Is it possible to change source port of an incoming packet to the router before the packet reaches its’ destination (destination is directly connected to the router)?
I have a client connected to my router which accept packets just with source port of 1720 (it has no restriction on destination port)!
My incoming packets have source port of 1270 so I must change source port of the incoming packet to 1720 (packet is coming from a network not directly connected to the router) before forwarding it to my client.
All suggestions are welcomed.
Use the SRC-NAT action to do so. I’m not sure what your goal is however, that sounds like it will likely create a broken connection since the source IP won’t know to listen to that port for reply packets since it didn’t start the connection with that src-port.
I am trying to bypass an ISP which blocks packets with srcport and dstport 1720.
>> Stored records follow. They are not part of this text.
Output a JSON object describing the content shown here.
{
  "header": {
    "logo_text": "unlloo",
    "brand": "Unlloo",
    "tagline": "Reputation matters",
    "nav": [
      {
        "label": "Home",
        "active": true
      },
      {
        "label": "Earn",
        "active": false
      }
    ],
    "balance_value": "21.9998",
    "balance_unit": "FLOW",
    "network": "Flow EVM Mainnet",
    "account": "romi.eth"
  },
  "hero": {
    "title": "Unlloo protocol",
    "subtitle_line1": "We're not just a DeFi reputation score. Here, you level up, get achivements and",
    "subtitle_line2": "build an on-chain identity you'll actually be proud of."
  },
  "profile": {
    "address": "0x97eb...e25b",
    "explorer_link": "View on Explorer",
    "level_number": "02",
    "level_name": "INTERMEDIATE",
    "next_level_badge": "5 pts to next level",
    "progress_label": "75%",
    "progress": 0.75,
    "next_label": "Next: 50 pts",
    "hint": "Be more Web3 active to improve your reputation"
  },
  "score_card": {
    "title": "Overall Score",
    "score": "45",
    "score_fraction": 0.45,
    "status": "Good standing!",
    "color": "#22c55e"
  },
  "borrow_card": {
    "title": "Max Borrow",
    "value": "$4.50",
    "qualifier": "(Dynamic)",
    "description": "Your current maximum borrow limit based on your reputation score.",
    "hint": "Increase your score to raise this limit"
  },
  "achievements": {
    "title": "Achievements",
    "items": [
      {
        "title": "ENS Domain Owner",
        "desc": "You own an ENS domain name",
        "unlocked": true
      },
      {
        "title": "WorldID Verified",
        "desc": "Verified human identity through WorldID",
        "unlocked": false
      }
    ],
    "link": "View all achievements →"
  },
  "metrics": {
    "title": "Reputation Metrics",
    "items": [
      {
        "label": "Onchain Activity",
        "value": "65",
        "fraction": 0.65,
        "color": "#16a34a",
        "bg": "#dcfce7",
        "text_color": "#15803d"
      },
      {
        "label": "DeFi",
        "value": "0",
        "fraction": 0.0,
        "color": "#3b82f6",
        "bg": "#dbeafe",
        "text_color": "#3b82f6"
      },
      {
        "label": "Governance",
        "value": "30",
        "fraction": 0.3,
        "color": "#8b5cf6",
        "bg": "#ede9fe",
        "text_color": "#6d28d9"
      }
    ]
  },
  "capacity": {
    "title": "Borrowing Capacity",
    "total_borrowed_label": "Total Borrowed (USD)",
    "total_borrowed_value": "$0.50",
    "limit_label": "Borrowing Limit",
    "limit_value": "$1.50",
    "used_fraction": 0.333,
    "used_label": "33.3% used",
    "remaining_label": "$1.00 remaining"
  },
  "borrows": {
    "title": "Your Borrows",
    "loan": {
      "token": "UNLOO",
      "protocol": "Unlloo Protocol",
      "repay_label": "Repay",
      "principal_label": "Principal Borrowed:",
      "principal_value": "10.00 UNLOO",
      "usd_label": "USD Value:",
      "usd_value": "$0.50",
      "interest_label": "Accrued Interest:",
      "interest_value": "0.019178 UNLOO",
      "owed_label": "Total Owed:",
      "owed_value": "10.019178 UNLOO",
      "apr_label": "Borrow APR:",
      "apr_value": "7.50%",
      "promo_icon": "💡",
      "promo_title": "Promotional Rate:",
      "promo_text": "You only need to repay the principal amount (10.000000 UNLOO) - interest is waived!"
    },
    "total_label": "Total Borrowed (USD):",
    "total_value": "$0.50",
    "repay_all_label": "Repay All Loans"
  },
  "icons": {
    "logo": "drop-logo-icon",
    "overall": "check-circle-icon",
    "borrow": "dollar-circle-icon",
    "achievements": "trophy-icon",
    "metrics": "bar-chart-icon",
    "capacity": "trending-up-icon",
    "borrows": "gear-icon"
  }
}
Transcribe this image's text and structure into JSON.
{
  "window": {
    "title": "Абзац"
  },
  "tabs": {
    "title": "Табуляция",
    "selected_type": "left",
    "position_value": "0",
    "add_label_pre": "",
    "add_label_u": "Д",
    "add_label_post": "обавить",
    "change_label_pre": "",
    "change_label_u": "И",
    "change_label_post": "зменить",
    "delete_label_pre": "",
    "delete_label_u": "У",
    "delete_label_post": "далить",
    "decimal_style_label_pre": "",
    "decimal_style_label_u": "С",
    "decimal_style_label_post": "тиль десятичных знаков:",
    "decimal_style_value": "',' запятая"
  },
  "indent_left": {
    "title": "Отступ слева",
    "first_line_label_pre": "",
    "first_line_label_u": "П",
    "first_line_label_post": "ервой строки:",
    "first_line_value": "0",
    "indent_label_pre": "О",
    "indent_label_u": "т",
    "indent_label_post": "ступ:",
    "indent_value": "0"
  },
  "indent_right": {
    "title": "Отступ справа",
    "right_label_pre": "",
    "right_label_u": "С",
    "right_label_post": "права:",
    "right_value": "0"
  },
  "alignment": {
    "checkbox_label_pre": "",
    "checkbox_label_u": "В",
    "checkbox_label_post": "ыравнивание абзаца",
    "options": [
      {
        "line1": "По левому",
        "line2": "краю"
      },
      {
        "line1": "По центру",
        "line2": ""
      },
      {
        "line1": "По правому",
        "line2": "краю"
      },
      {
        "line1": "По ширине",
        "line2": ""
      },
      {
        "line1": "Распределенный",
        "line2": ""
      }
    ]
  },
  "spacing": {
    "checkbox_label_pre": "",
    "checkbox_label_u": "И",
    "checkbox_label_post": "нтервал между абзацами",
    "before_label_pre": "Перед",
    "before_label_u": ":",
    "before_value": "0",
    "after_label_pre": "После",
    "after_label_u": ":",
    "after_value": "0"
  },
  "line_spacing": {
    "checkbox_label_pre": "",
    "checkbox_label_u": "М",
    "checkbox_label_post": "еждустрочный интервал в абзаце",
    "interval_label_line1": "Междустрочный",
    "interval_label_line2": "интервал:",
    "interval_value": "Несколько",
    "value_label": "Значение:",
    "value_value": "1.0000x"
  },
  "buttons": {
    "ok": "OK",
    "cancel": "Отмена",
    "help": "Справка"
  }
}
A packet comes from 1.1.1.1:1111 (from the Internet and by source port 1111) and goes to 2.2.2.2:2222 which is directly connected to the router.
I add a srcnat rule then I can change source port of the incoming packet (1111) to e.g. 5555, correct?
chain=srcnat action=src-nat to-addresses=1.1.1.1 to-ports=5555 protocol=tcp src-address=1.1.1.1 src-port=1111
Basically yes. The router at the other end needs to know to change it back so it doesn’t make for a broken connection.